Here $i(v):\bigvee V^*\to\bigvee V^*$ is the insertion operator dual to the multiplication operator $v\vee(-):\bigvee V\to\bigvee V$.
Proof: By induction on $p$. If $p=0$, the result is trivial. If $p\ge 1$ and the result holds for $p-1$, fix $w\in V$ and consider $i(w)z^*\in\bigvee^{p-1}V^*$. For $v\in V$, define
$$f(\lambda)=i(\lambda v+w)^pz^*=[\lambda i(v)+i(w)]^pz^*=\sum_{r+s=p}\frac{p!}{r!\,s!}\,\lambda^r\,i(v)^ri(w)^sz^*$$
By assumption $f(\lambda)=0$ for all $\lambda\in\mathbb{R}$, so it follows that $i(v)^ri(w)^sz^*=0$ for all $r,s$ with $r+s=p$, in particular
$$i(v)^{p-1}i(w)z^*=0$$
Since $v$ was arbitrary, it follows from the induction hypothesis that $i(w)z^*=0$, and this holds for any $w$ since $w$ was arbitrary.
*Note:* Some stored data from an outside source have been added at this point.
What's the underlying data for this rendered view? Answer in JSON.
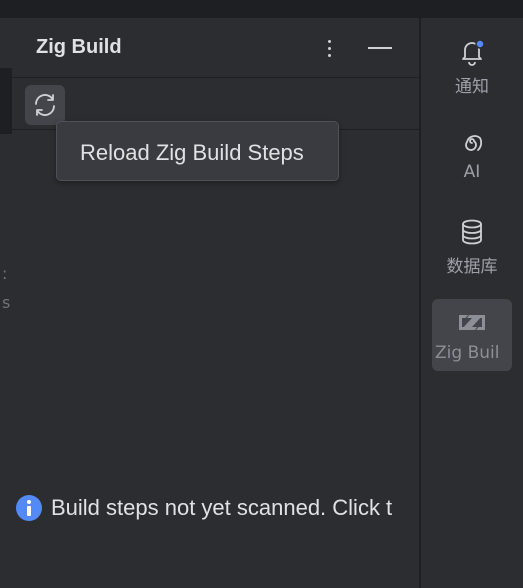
{
  "panel": {
    "title": "Zig Build",
    "options_icon": "kebab-vertical-icon",
    "minimize_icon": "minimize-icon"
  },
  "toolbar": {
    "reload_icon": "refresh-icon"
  },
  "tooltip": {
    "text": "Reload Zig Build Steps"
  },
  "message": {
    "icon": "info-icon",
    "text": "Build steps not yet scanned. Click t"
  },
  "stripe": {
    "items": [
      {
        "label": "通知",
        "icon": "bell-icon",
        "badge": true
      },
      {
        "label": "AI",
        "icon": "ai-spiral-icon"
      },
      {
        "label": "数据库",
        "icon": "database-icon"
      },
      {
        "label": "Zig Buil",
        "icon": "zig-logo-icon",
        "active": true
      }
    ]
  },
  "editor_fragments": [
    ":",
    "s"
  ],
  "colors": {
    "background": "#2b2d30",
    "editor_bg": "#1e1f22",
    "accent": "#548af7",
    "text": "#dfe1e5"
  }
}
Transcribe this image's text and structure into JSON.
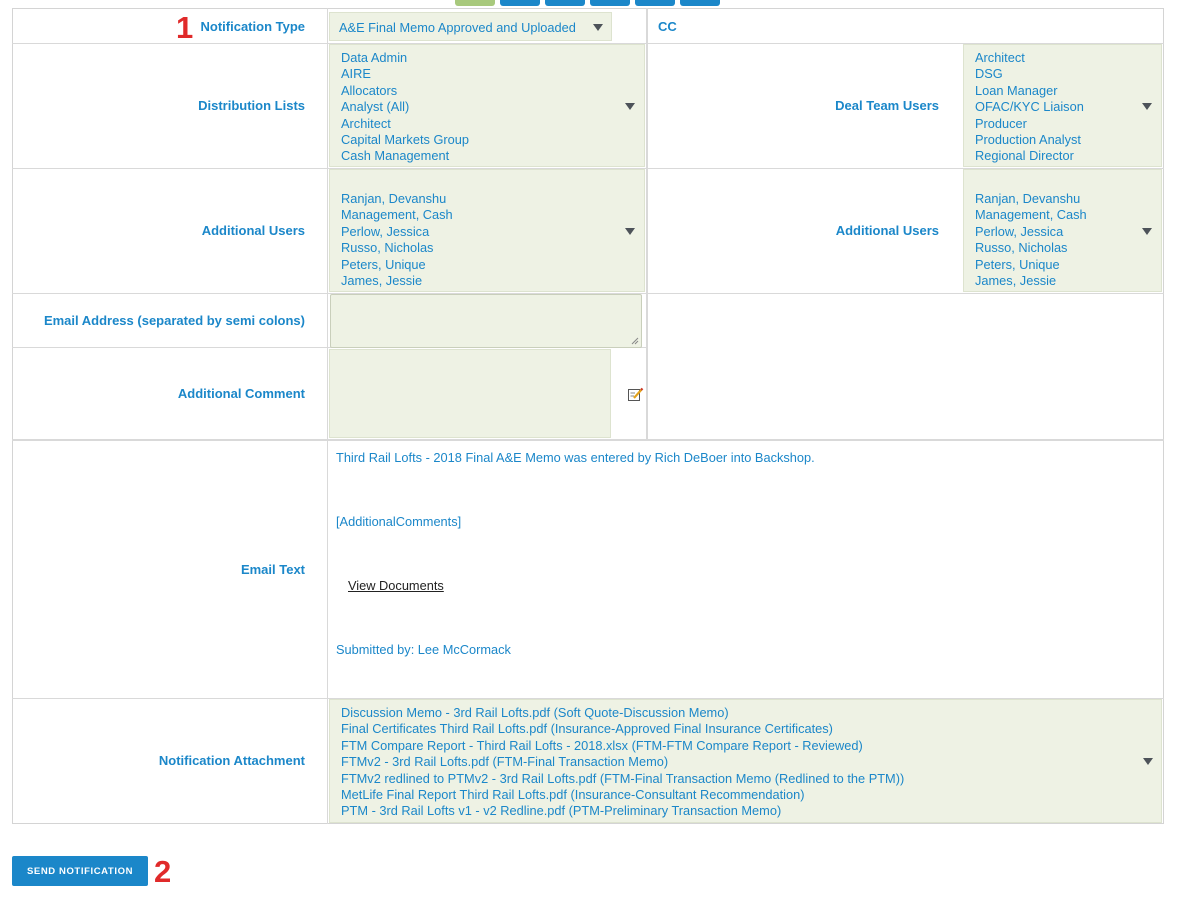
{
  "colors": {
    "accent": "#1b87c9",
    "select_bg": "#eef2e4",
    "marker_red": "#e02a2a",
    "top_green": "#a8c97d"
  },
  "markers": {
    "one": "1",
    "two": "2"
  },
  "notification_type": {
    "label": "Notification Type",
    "value": "A&E Final Memo Approved and Uploaded"
  },
  "cc": {
    "label": "CC"
  },
  "distribution_lists": {
    "label": "Distribution Lists",
    "items": [
      "Data Admin",
      "AIRE",
      "Allocators",
      "Analyst (All)",
      "Architect",
      "Capital Markets Group",
      "Cash Management"
    ]
  },
  "deal_team_users": {
    "label": "Deal Team Users",
    "items": [
      "Architect",
      "DSG",
      "Loan Manager",
      "OFAC/KYC Liaison",
      "Producer",
      "Production Analyst",
      "Regional Director"
    ]
  },
  "additional_users_left": {
    "label": "Additional Users",
    "items": [
      "Ranjan, Devanshu",
      "Management, Cash",
      "Perlow, Jessica",
      "Russo, Nicholas",
      "Peters, Unique",
      "James, Jessie"
    ]
  },
  "additional_users_right": {
    "label": "Additional Users",
    "items": [
      "Ranjan, Devanshu",
      "Management, Cash",
      "Perlow, Jessica",
      "Russo, Nicholas",
      "Peters, Unique",
      "James, Jessie"
    ]
  },
  "email_address": {
    "label": "Email Address (separated by semi colons)",
    "value": ""
  },
  "additional_comment": {
    "label": "Additional Comment",
    "value": "",
    "icon": "edit-note-icon"
  },
  "email_text": {
    "label": "Email Text",
    "line1": "Third Rail Lofts - 2018 Final A&E Memo was entered by Rich DeBoer into Backshop.",
    "placeholder": "[AdditionalComments]",
    "link": "View Documents",
    "submitted": "Submitted by: Lee McCormack"
  },
  "notification_attachment": {
    "label": "Notification Attachment",
    "items": [
      "Discussion Memo - 3rd Rail Lofts.pdf (Soft Quote-Discussion Memo)",
      "Final Certificates Third Rail Lofts.pdf (Insurance-Approved Final Insurance Certificates)",
      "FTM Compare Report - Third Rail Lofts - 2018.xlsx (FTM-FTM Compare Report - Reviewed)",
      "FTMv2 - 3rd Rail Lofts.pdf (FTM-Final Transaction Memo)",
      "FTMv2 redlined to PTMv2 - 3rd Rail Lofts.pdf (FTM-Final Transaction Memo (Redlined to the PTM))",
      "MetLife Final Report Third Rail Lofts.pdf (Insurance-Consultant Recommendation)",
      "PTM - 3rd Rail Lofts v1 - v2 Redline.pdf (PTM-Preliminary Transaction Memo)"
    ]
  },
  "send_button": {
    "label": "SEND NOTIFICATION"
  }
}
Now if $z\in\bigvee^p V$ we can write $z=\sum_i w_i\vee z_i$ for $w_i\in V$ and $z_i\in\bigvee^{p-1}V$. It follows that
$$\langle z^*,z\rangle=\sum_i\langle z^*,w_i\vee z_i\rangle=\sum_i\langle i(w_i)z^*,z_i\rangle=0$$
under the duality between $\bigvee^p V^*$ and $\bigvee^p V$, and since $z$ is arbitrary it follows that $z^*=0$.
In your case, you can apply this result to $S-T$ to conclude that $S-T=0$.